Question

The normal freezing point of $n$ -octane $\left({\mathrm{C}}_8{\mathrm{H}}_{18}\right)$ is $-{57}^{\circ }\mathrm{C}$ . (a) Is the freezing of $n$ -octane an endothermic or exothermic process? (b) In what temperature range is the freezing of $n$ -octane a spontaneous process? (c) In what temperature range is it a nonspontaneous process? (d) Is there any temperature at which liquid $n$ -octane and solid $n$ -octane are in equilibrium? Explain.

Short answer

(a) The freezing of n-octane is an exothermic process. (b) Freezing of n-octane is spontaneous at temperatures lower than -57°C. (c) Freezing of n-octane is non-spontaneous at temperatures above -57°C. (d) At -57°C, liquid and solid n-octane are in equilibrium.

Step-by-step solution

(a) Determine if the freezing process is endothermic or exothermic.

Freezing is the process in which a substance changes from its liquid state to its solid state. When a substance freezes, it releases heat energy into its surroundings. Since energy is being released during the process, freezing is an exothermic process. Thus, freezing of n-octane is an exothermic process.

(b) Identify the temperature range for spontaneous freezing.

For the freezing of n-octane to be spontaneous, it should be favorable in terms of entropy change (∆S) and enthalpy change (∆H). An exothermic process (∆H < 0) and an increase in the entropy of the surroundings (∆S > 0) make spontaneous process. Since freezing is an exothermic process, we only need to consider the temperature range where the entropy change is positive. Considering that the normal freezing point of n-octane is -57°C, spontaneous freezing will occur at temperatures below -57°C for the process to be favorable in terms of both ∆H and ∆S. Therefore, n-octane freezing is spontaneous at temperatures lower than -57°C.

(c) Identify the temperature range for non-spontaneous freezing.

When a process is non-spontaneous, it means either the enthalpy change (∆H) or entropy change (∆S) are unfavorable for the process to occur on its own. In the case of n-octane freezing, we know that it is an exothermic process and favorable in terms of ΔH. Therefore, ΔS must be the unfavorable factor. A process is non-spontaneous when its entropy change is negative (∆S < 0). As discussed in part (b), n-octane freezing is spontaneous at temperatures lower than -57°C. So, it is non-spontaneous at temperatures above -57°C.

(d) Determine if there's a temperature at which liquid and solid n-octane are in equilibrium.

At the normal freezing point of a substance, the solid and liquid phases are in equilibrium. It means that the rate of freezing (solidification) is equal to the rate of melting (liquefaction). For n-octane, this equilibrium occurs at its normal freezing point, -57°C. At this temperature, both liquid and solid n-octane coexist in equilibrium.

Key concepts

Freezing Point

The freezing point is the temperature at which a liquid turns into a solid. For a substance like n-octane, this occurs at -57°C. At this specific temperature, the molecules in the liquid slow down sufficiently to form solid structures.
The freezing point is unique to each substance and is affected by the substance's intrinsic properties.

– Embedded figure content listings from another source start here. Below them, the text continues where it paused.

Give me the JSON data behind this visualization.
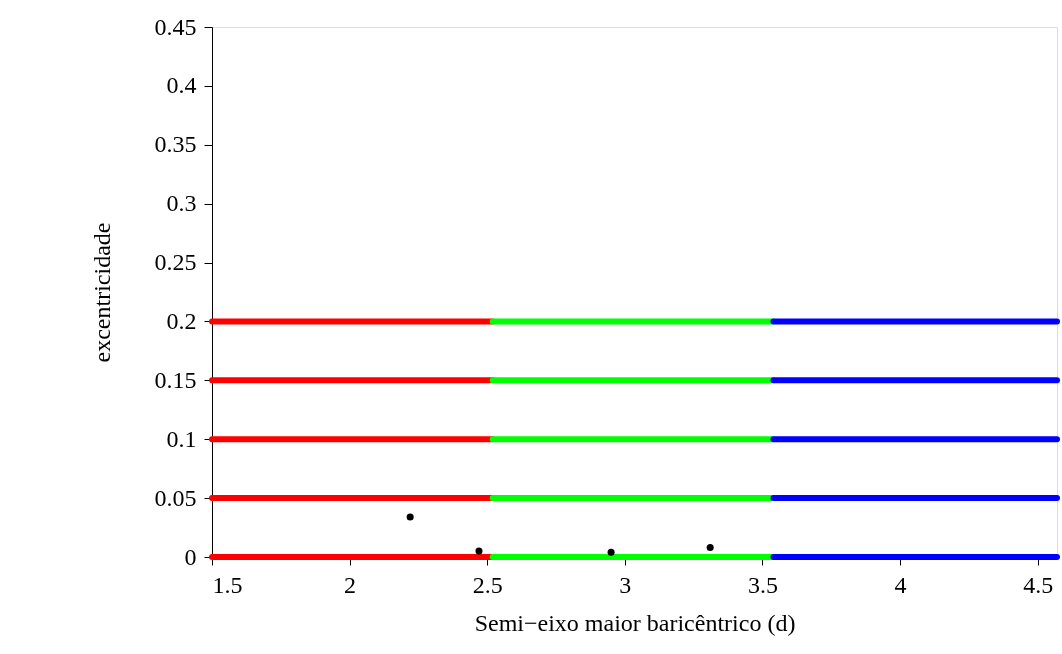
{
  "chart_data": {
    "type": "line",
    "xlabel": "Semi−eixo maior baricêntrico (d)",
    "ylabel": "excentricidade",
    "xlim": [
      1.5,
      4.57
    ],
    "xticks": [
      1.5,
      2,
      2.5,
      3,
      3.5,
      4,
      4.5
    ],
    "ylim": [
      0,
      0.45
    ],
    "yticks": [
      0,
      0.05,
      0.1,
      0.15,
      0.2,
      0.25,
      0.3,
      0.35,
      0.4,
      0.45
    ],
    "grid": false,
    "line_style": "solid",
    "marker": "none",
    "series": [
      {
        "color": "#ff0000",
        "x": [
          1.5,
          2.52
        ],
        "values": [
          0,
          0
        ]
      },
      {
        "color": "#ff0000",
        "x": [
          1.5,
          2.52
        ],
        "values": [
          0.05,
          0.05
        ]
      },
      {
        "color": "#ff0000",
        "x": [
          1.5,
          2.52
        ],
        "values": [
          0.1,
          0.1
        ]
      },
      {
        "color": "#ff0000",
        "x": [
          1.5,
          2.52
        ],
        "values": [
          0.15,
          0.15
        ]
      },
      {
        "color": "#ff0000",
        "x": [
          1.5,
          2.52
        ],
        "values": [
          0.2,
          0.2
        ]
      },
      {
        "color": "#00ff00",
        "x": [
          2.52,
          3.54
        ],
        "values": [
          0,
          0
        ]
      },
      {
        "color": "#00ff00",
        "x": [
          2.52,
          3.54
        ],
        "values": [
          0.05,
          0.05
        ]
      },
      {
        "color": "#00ff00",
        "x": [
          2.52,
          3.54
        ],
        "values": [
          0.1,
          0.1
        ]
      },
      {
        "color": "#00ff00",
        "x": [
          2.52,
          3.54
        ],
        "values": [
          0.15,
          0.15
        ]
      },
      {
        "color": "#00ff00",
        "x": [
          2.52,
          3.54
        ],
        "values": [
          0.2,
          0.2
        ]
      },
      {
        "color": "#0000ff",
        "x": [
          3.54,
          4.57
        ],
        "values": [
          0,
          0
        ]
      },
      {
        "color": "#0000ff",
        "x": [
          3.54,
          4.57
        ],
        "values": [
          0.05,
          0.05
        ]
      },
      {
        "color": "#0000ff",
        "x": [
          3.54,
          4.57
        ],
        "values": [
          0.1,
          0.1
        ]
      },
      {
        "color": "#0000ff",
        "x": [
          3.54,
          4.57
        ],
        "values": [
          0.15,
          0.15
        ]
      },
      {
        "color": "#0000ff",
        "x": [
          3.54,
          4.57
        ],
        "values": [
          0.2,
          0.2
        ]
      },
      {
        "type": "scatter",
        "color": "#000000",
        "marker": "circle",
        "x": [
          2.22,
          2.47,
          2.95,
          3.31
        ],
        "values": [
          0.034,
          0.005,
          0.004,
          0.008
        ]
      }
    ]
  }
}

• It marks the transition between the liquid and solid phase under standard atmospheric pressure.
• For n-octane, below -57°C, the solid form is favored, while above it, the liquid form prevails.

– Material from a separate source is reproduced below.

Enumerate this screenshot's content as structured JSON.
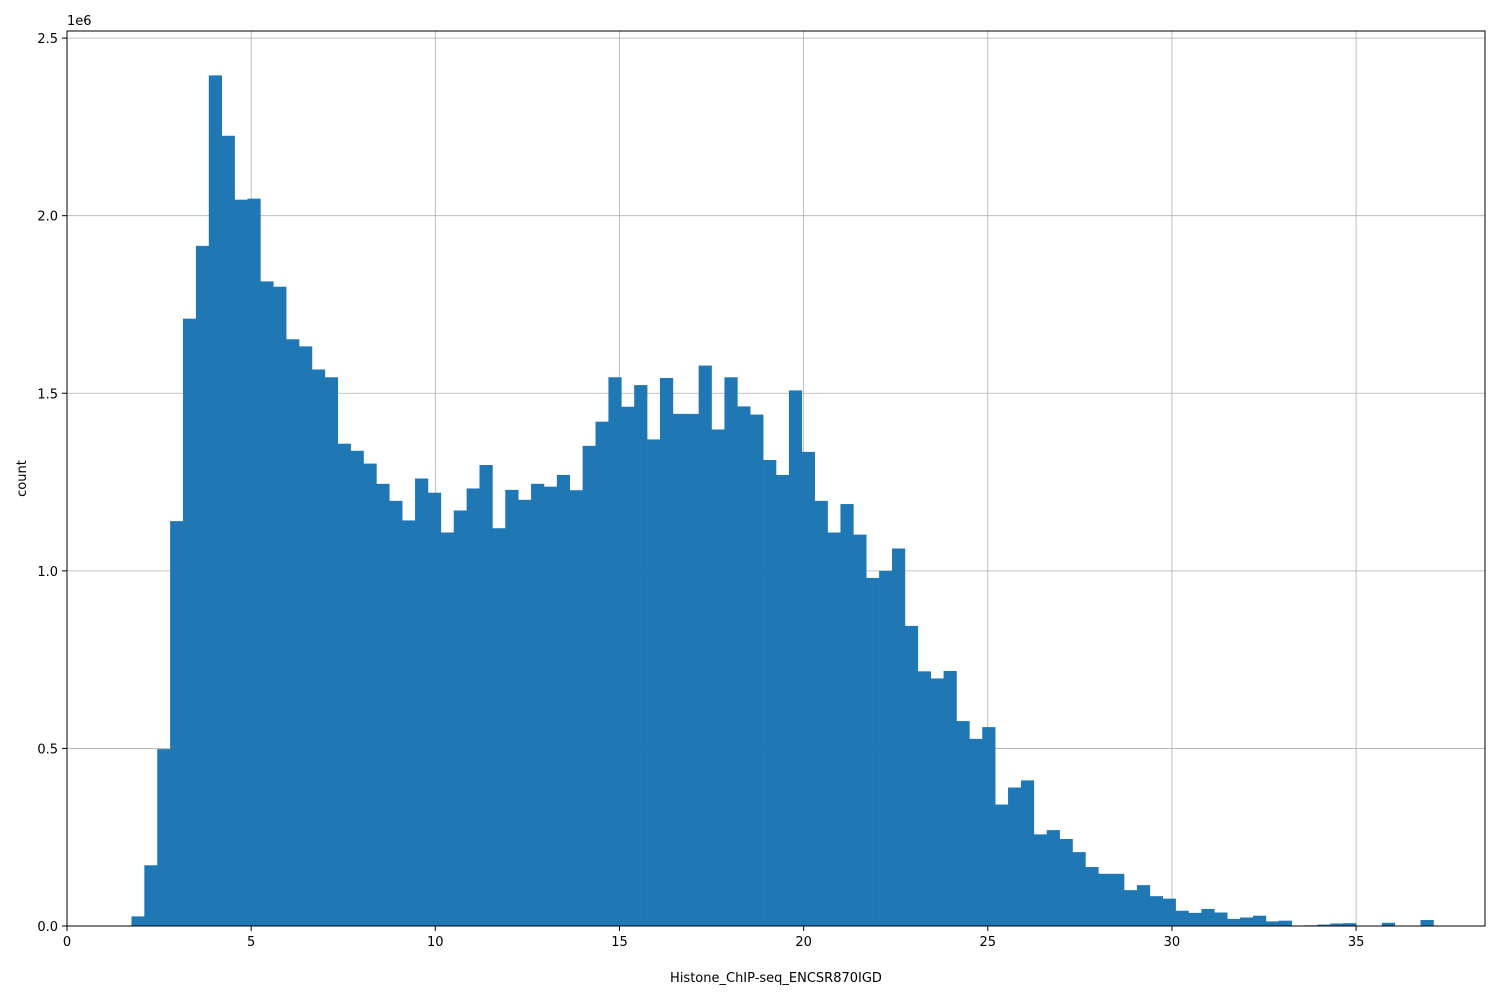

Understanding the freezing point helps us predict the conditions under which a substance will change its state.

Exothermic Process

An exothermic process is one that releases heat to the surroundings. During freezing, like in n-octane, the substance goes from a liquid to a solid state.
In this process, the energy that was keeping the molecules in a disordered state (liquid) is released.

• This release of energy occurs because the molecules need less energy to maintain the solid state.
• Thus, the process is exothermic because heat is a byproduct.

This is crucial in determining how substances interact with their environment during phase changes.

Spontaneous Process

A spontaneous process occurs naturally under the given conditions without any external influence. For freezing, the conditions for spontaneity rely on temperature and energy considerations.
For n-octane, freezing is spontaneous below -57°C. Here, both entropy and enthalpy changes favor the process:

• The enthalpy change ( ∆H < 0 ) indicates heat release is favorable.
• The entropy of the surrounding increases (∆S > 0), making the overall process conducive.

Therefore, n-octane will spontaneously freeze at temperatures lower than its normal freezing point.

Phase Equilibrium

Phase equilibrium refers to the state where the rates of phase change are equal. At -57°C, n-octane achieves this equilibrium.
In this state, the rate of liquid turning to solid matches the rate of solid turning to liquid.

• This balance is essential for maintaining consistent properties over time.
• During equilibrium, there's no net change in phase, only transitions within the established balance.

Understanding phase equilibrium helps in determining conditions suitable for certain applications and storage requirements of substances like n-octane.